(47d) Identification of Sustainable Processes through an Integrated Process Synthesis Framework | AIChE

(47d) Identification of Sustainable Processes through an Integrated Process Synthesis Framework

Authors 

Xu, S. - Presenter, Auburn University
Tula, A. K., Auburn University
Cremaschi, S., Auburn University
Eden, M., Auburn University
Sustainable process design aims to find efficient configurations and operating parameters to convert raw materials to products. However, most research on this topic focuses on separation synthesis, which aims to identify the best downstream separation configurations through different methods such as heuristics [1], optimization [2], and hybrid methods [3]. Innovative separation techniques with lower capital/operating costs and carbon emissions have been proposed/identified to further improve the downstream process performance [4]. However, most of these separations synthesis methods were based on conventional unit operations and usually applied for generating sustainable processes with a given reaction pathway without considering the possibilities of using different raw materials or production of different products from the same raw materials. Generally, to produce a given target product, multiple reaction pathways are available, and each reaction pathway leads to different downstream processes, which should be considered when solving the overall process synthesis problem. Also, applying intensification in the early stages of process design, e.g., separation synthesis, can generate optimal/improved process flowsheets with higher energy efficiency and lower environmental impact.

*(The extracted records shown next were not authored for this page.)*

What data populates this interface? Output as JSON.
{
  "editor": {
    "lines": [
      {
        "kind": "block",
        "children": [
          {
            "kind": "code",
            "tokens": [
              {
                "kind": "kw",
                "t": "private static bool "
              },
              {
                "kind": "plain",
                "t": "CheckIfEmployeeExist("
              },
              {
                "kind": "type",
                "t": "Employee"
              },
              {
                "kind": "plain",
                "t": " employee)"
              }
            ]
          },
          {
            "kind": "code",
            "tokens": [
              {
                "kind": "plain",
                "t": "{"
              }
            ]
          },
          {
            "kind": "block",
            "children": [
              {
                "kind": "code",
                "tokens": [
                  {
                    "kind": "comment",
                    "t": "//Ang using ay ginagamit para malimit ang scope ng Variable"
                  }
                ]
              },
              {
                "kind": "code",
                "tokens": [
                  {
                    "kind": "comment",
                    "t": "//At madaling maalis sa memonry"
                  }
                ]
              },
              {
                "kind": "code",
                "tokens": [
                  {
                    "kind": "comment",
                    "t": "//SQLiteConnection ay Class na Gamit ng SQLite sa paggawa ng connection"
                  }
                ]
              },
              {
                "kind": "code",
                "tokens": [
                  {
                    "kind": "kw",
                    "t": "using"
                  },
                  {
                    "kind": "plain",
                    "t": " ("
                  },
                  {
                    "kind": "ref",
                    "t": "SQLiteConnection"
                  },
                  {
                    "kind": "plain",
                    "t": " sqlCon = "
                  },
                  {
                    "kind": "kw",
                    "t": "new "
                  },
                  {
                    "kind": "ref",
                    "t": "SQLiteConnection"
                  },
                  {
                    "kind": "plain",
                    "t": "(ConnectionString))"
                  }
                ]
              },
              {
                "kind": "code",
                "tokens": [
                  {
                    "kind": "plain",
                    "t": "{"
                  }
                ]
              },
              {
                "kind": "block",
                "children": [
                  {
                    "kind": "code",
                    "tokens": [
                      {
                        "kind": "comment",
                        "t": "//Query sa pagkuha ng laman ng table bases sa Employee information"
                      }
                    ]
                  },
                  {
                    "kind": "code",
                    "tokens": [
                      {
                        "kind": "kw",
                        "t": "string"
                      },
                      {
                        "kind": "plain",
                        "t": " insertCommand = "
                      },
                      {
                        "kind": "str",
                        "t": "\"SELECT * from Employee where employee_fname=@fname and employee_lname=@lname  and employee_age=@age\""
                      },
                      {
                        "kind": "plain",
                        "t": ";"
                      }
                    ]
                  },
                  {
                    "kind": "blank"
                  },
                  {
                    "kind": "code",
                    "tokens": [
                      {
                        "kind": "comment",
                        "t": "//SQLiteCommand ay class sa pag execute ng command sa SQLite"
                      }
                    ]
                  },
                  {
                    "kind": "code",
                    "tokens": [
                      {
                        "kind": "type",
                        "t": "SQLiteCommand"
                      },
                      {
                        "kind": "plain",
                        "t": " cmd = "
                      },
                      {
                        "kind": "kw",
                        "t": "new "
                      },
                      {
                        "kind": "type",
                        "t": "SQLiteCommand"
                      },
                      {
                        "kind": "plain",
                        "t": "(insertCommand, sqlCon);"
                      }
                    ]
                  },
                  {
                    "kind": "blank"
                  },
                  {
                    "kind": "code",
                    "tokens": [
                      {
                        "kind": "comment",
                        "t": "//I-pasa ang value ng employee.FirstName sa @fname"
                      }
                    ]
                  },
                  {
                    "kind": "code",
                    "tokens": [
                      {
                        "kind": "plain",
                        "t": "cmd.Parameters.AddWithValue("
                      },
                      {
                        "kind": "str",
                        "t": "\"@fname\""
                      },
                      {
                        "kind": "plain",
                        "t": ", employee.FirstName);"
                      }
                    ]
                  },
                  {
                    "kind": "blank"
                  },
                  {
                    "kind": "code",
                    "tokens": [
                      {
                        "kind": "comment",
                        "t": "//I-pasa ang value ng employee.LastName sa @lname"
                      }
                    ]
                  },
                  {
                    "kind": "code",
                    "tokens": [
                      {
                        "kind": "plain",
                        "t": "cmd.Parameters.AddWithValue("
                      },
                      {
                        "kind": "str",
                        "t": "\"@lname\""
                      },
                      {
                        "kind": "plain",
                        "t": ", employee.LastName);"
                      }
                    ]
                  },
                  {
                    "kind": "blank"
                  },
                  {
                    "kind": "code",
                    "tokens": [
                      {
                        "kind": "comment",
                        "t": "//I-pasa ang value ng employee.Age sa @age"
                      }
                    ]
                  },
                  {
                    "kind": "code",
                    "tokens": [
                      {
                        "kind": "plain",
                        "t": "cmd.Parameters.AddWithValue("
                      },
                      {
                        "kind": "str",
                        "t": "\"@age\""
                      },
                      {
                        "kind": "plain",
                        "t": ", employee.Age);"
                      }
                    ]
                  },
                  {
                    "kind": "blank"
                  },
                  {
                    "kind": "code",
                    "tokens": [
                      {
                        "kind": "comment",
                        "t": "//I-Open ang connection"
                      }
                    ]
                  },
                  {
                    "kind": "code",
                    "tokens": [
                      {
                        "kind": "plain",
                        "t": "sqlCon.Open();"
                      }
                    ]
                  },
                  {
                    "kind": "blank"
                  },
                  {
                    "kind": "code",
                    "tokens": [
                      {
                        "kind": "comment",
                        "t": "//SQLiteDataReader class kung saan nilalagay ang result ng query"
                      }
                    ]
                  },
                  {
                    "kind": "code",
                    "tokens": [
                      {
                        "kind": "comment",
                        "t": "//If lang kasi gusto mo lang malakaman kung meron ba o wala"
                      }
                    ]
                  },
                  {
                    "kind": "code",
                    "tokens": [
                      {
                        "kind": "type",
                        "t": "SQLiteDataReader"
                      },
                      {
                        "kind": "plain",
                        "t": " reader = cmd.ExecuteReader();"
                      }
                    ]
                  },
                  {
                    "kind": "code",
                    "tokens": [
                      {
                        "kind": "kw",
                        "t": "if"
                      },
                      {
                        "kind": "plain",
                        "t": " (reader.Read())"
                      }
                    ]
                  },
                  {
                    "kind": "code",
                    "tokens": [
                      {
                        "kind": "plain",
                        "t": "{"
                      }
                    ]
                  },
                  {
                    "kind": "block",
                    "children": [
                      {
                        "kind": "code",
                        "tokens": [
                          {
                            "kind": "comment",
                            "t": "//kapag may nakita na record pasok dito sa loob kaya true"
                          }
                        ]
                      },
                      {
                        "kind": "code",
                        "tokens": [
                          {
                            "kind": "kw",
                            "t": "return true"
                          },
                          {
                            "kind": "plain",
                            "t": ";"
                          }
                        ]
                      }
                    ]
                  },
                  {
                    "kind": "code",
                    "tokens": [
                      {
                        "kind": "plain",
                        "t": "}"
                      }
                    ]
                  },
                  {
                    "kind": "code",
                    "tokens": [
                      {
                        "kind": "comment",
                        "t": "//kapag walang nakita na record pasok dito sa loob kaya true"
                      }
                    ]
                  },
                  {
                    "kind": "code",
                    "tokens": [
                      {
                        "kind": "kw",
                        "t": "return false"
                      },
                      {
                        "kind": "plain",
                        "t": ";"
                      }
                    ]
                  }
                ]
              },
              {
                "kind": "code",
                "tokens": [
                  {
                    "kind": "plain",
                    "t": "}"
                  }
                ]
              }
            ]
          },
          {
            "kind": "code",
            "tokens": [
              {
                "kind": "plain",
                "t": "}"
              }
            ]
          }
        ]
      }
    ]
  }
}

This work presents an integrated process synthesis framework, which considers both reaction synthesis and separation synthesis, including innovative hybrid/intensified unit operations to identify the optimal process for a given product or raw material. There are three steps in this framework. In step one, the input is the target compound (raw materials or products) so that multiple novel reaction pathways are identified from literature or via a forward synthesis/retrosynthesis model (github.com/ASKCOS). The reaction synthesis step aims to identify novel reaction pathways with lower environmental impact and capital/operating cost. In step two, the downstream separation synthesis [4], which considers advanced separation techniques, is applied to select the most promising alternatives for each reaction pathway. In step three, the top selected alternatives for each identified reaction pathway are designed and verified through rigorous simulation. In this way, by only giving raw materials or target products, one can find an optimal reaction pathway and its corresponding process flowsheet.

The developed framework has been used to solve a range of case studies, including both retrosynthesis (dimethyl carbonate (DMC) production) and forward synthesis (isobutylene utilization) design problems. In the DMC production case study, three reaction pathways are selected, which generated 288 process alternatives, including 7 conventional, 8 intensified, 261 hybrid, and 12 combined hybrid/intensified solutions. Among these process alternatives, the identified best DMC production process uses propylene carbonate and methanol as reactants with distillation-membrane and dividing wall column for separation, which leads to a 20% lower operating cost than the conventional extractive distillation process.

References

[1] Siirola, J. J., & Rudd, D. F. (1971). Computer-aided synthesis of chemical process designs. From reaction path data to the process task network. Industrial & Engineering Chemistry Fundamentals, 10(3), 353-362.

[2] Grossmann, I. E. (1990). Mixed-integer nonlinear programming techniques for the synthesis of engineering systems. Research in Engineering Design, 1(3), 205-228.

[3] Lu, M. D., & Motard, R. L. (1985). Computer-aided total flowsheet synthesis. Computers & chemical engineering, 9(5), 431-445.

[4] Lutze, P., Babi, D. K., Woodley, J. M., & Gani, R. (2013). Phenomena based methodology for process synthesis incorporating process intensification. Industrial & Engineering Chemistry Research, 52(22), 7127-7144.

[5] Tula, A. K., Eden, M. R., & Gani, R. (2015). Process synthesis, design and analysis using a process-group contribution method. Computers & Chemical Engineering, 81, 245-259.